The Comox Valley has a dirty little secret, and we’ve only recently begun to acknowledge it. The prevalence of wood stoves has made our air quality one of the worst in British Columbia.

It’s estimated that more than a third of Comox Valley households have some type of wood-burning appliance that gets fired up in the fall and then idles all day long, week after week for the next five or six months. And they cause more pollution and risks to public health than any other heat source.

For many, wood burning is part of the northern culture, a lingering nostalgia for living self-sufficiently off the land or a childhood memory of the coziness of gathering around a wood stove. It’s a logger’s ritual of gathering, chopping and stacking wood.

But for others, wood smoke is a nightmare that causes respiratory diseases and increases the risk of heart attacks. It means spending money on air purifiers and medications, or losing money from taking sick time off work.

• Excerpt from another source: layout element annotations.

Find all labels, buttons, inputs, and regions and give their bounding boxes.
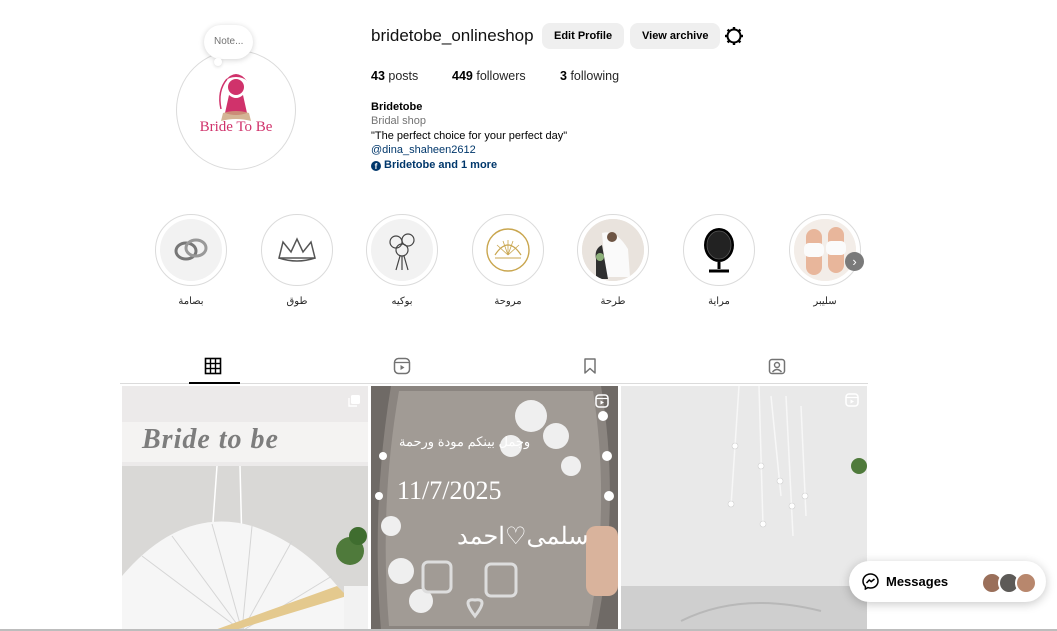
post-thumbnail[interactable]: وجمل بينكم مودة ورحمة 11/7/2025 سلمى♡احم… — [371, 386, 618, 631]
posts-count: 43 — [371, 69, 385, 83]
highlight-label: بصامة — [178, 296, 204, 307]
posts-grid-tab[interactable] — [204, 357, 224, 377]
reels-tab[interactable] — [393, 357, 413, 377]
post-banner-text: Bride to be — [142, 424, 279, 455]
bride-logo-icon — [178, 52, 294, 168]
crown-icon — [266, 219, 328, 281]
highlight-label: مروحة — [494, 296, 522, 307]
highlight-item[interactable]: مروحة — [472, 214, 544, 307]
post-image-mirror — [371, 386, 618, 631]
mirror-icon — [688, 219, 750, 281]
following-count: 3 — [560, 69, 567, 83]
bio-link-label: Bridetobe and 1 more — [384, 159, 498, 171]
veil-photo-icon — [582, 219, 644, 281]
followers-label: followers — [476, 69, 526, 83]
post-names-text: سلمى♡احمد — [457, 523, 589, 550]
active-tab-indicator — [189, 382, 240, 384]
bookmark-icon — [584, 358, 596, 374]
messages-button[interactable]: Messages — [849, 561, 1046, 602]
post-date-text: 11/7/2025 — [397, 476, 502, 505]
posts-label: posts — [388, 69, 419, 83]
highlight-item[interactable]: بوكيه — [366, 214, 438, 307]
view-archive-button[interactable]: View archive — [630, 23, 721, 49]
following-label: following — [570, 69, 620, 83]
tagged-user-icon — [768, 358, 786, 375]
bio-mention-link[interactable]: @dina_shaheen2612 — [371, 144, 476, 156]
post-thumbnail[interactable]: Bride to be — [122, 386, 368, 631]
following-stat[interactable]: 3 following — [560, 69, 619, 83]
highlight-item[interactable]: بصامة — [155, 214, 227, 307]
bio-external-link[interactable]: f Bridetobe and 1 more — [371, 159, 497, 171]
note-tail — [214, 58, 222, 66]
reel-icon — [595, 394, 609, 408]
tagged-tab[interactable] — [768, 357, 788, 377]
highlight-item[interactable]: طرحة — [577, 214, 649, 307]
highlight-label: طوق — [286, 296, 308, 307]
highlight-label: بوكيه — [391, 296, 413, 307]
rings-icon — [160, 219, 222, 281]
highlight-item[interactable]: مراية — [683, 214, 755, 307]
note-bubble[interactable]: Note... — [204, 25, 254, 59]
grid-icon — [204, 357, 222, 375]
bio-text: "The perfect choice for your perfect day… — [371, 130, 568, 142]
saved-tab[interactable] — [581, 357, 601, 377]
post-arabic-verse: وجمل بينكم مودة ورحمة — [399, 434, 531, 449]
messages-label: Messages — [886, 574, 949, 589]
post-image-bride-fan — [122, 386, 368, 631]
highlight-label: مراية — [708, 296, 730, 307]
chevron-right-icon[interactable]: › — [845, 252, 864, 271]
bio-category: Bridal shop — [371, 115, 427, 127]
post-thumbnail[interactable] — [621, 386, 867, 631]
profile-username: bridetobe_onlineshop — [371, 26, 534, 45]
logo-text: Bride To Be — [199, 119, 273, 135]
highlight-label: طرحة — [600, 296, 626, 307]
bouquet-icon — [371, 219, 433, 281]
profile-avatar[interactable]: Bride To Be — [176, 50, 296, 170]
post-image-veil — [621, 386, 867, 631]
facebook-icon: f — [371, 161, 381, 171]
followers-count: 449 — [452, 69, 473, 83]
reel-icon — [845, 393, 859, 407]
avatar — [1015, 572, 1037, 594]
highlight-item[interactable]: طوق — [261, 214, 333, 307]
fan-icon — [477, 219, 539, 281]
messenger-icon — [862, 573, 879, 591]
posts-stat: 43 posts — [371, 69, 418, 83]
slippers-photo-icon — [794, 219, 856, 281]
edit-profile-button[interactable]: Edit Profile — [542, 23, 625, 49]
followers-stat[interactable]: 449 followers — [452, 69, 526, 83]
highlight-label: سليبر — [813, 296, 837, 307]
carousel-icon — [348, 394, 360, 407]
reels-icon — [393, 357, 411, 375]
settings-gear-icon[interactable] — [724, 26, 744, 46]
bio-name: Bridetobe — [371, 101, 423, 113]
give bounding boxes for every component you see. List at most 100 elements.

Comox Valley air quality was among the province’s top 10 worst for fine particulate matter (called PM2.5) for the last six years in a row, according to the BC Lung Association. Courtenay was the only one of 13 communities in the Georgia Strait Air Zone that failed to meet Canadian standards for PM2.5.

The Comox Valley regularly has three or four multi-day air quality advisories every winter, while Vancouver might have one and more often none.

“One only has to drive around older neighborhoods or low-lying areas in the winter, especially in the evening, to see that there is a lot of smoke coming from wood stoves,” says Jennell Ellis, a spokesperson for the nonprofit Breathe Clean Air Comox Valley.

Comox Valley municipalities have started to address the problem.

Cumberland has banned the installation of wood burning appliances — stove and fireplaces — in all new construction. The Comox Valley Regional District has offered incentives to upgrade old, uncertified wood stoves to cleaner, healthier options. Courtenay Council passed a regulation last winter about moving in this direction (low interest loans, not incentives), but it is not in place. 

The Town of Comox has taken no action on wood stoves yet. But Mayor-Elect Russ Arnott announced at an air quality information session this week that he expects that to “change in the next three months.”

“I’m hoping to have it brought up quite soon after the new council comes together,” Arnott told Decafnation after the meeting. “My feeling is that this council will want to act on it … So, while I don’t have consensus at this time I’m confident we can work something out.”